II. Excursus en Technicolor



"La perla es la autobiografía de la ostra"
Federico Fellini (1920 – 1993)

Marchando peligrosamente en sentido contrario al tránsito, pasándose la luz roja, trepándose a las veredas, esquivando con habilidad a los peatones y toda suerte de obstáculos, perseguidos por los perros y los gamines, los motociclistas avanzaban como poseídos por un espíritu endemoniado, por un duende precipitado e imprudente. Su  único cargamento, aparte del diestro pero  irresponsable conductor, era una enorme caja redonda de lata, oxidada y maltrecha a causa de los innumerables y temerarios viajes en moto por la ciudad. Y con harta frecuencia el más temible de los peligros que le tocaba sortear a alguno de esos alocados conductores era justamente un colega motociclista que transportara con el mismo frenesí otra caja de latón, pero en sentido contrario.

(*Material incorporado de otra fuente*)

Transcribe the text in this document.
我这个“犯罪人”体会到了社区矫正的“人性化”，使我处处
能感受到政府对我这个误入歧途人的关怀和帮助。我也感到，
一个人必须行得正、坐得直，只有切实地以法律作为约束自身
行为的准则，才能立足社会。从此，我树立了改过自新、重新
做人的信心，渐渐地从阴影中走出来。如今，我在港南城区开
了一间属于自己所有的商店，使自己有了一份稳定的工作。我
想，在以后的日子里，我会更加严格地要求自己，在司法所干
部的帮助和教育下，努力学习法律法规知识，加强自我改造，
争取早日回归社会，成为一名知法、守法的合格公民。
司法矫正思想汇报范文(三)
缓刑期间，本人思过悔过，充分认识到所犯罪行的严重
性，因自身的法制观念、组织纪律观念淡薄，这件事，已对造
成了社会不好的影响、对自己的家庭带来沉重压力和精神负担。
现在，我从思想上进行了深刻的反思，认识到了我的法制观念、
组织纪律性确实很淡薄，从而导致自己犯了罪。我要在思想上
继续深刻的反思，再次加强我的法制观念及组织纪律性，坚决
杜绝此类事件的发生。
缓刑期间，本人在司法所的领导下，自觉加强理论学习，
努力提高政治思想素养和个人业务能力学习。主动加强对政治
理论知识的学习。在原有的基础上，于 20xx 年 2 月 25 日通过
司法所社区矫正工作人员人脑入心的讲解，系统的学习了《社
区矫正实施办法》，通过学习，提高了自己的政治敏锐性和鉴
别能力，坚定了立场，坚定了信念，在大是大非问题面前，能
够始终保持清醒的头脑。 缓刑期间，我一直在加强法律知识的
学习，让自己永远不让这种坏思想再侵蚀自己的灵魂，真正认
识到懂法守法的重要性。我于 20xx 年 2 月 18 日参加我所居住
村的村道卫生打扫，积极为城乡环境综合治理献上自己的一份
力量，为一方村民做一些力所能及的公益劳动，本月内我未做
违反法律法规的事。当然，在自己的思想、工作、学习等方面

Lo que en su desatinada marcha llevaban, de una sala de cine a la otra, esos desaforados, eran los rollos de película que debían exhibirse. De allí su apuro. Ni bien una sala terminaba de proyectar, digamos, el primer rollo, era preciso llegar a tiempo con el segundo, a su vez retirar el rollo que se acababa de exhibir, y volar por las callejuelas quiteñas, aún tranquilas por ese entonces, con aquel tesoro, que era ansiosamente requerido en un teatro lejano para el inicio de la proyección. Huelga decir que no terminaban allí las correrías: era menester retirar el último rollo y remontarse a toda velocidad a la primera sala, a tiempo de mostrar al público el final de la película.  Los largos culebrones épicos de aquellos tiempos, Los Diez Mandamientos de De Mille, o el Ben Hur de Wyler, requerían una cantidad adicional de presurosas carreras en motorizado Cinemascope.

Hacen bien en imaginarse mis lectores que muchísimas veces el motociclista no llegaba a tiempo… Si la interrupción se extendía más allá de uno o dos minutos, se encendían las luces. El “bache” era ya oficial y producía la exaltada protesta del público.  Cuando no había esperanza de conocer el paradero ni la suerte del transportista cinematográfico de dos ruedas en esa época sin teléfonos celulares, el operador podía conjeturar, y con razón,  que un poste se habrá cruzado en su camino, que un agente de la policía lo detuvo en medio de una maniobra particularmente arriesgada, o que el mentado motoquero se habrá detenido a beberse orondamente las ganancias de la quincena en algún bar por el camino. En esos casos, en los que había asomo de la preciada lata corroída y en los que el público parecía decidido a prender fuego al edificio, el operador entretenía al respetable con algún cortometraje u otro material que tuviera a la mano.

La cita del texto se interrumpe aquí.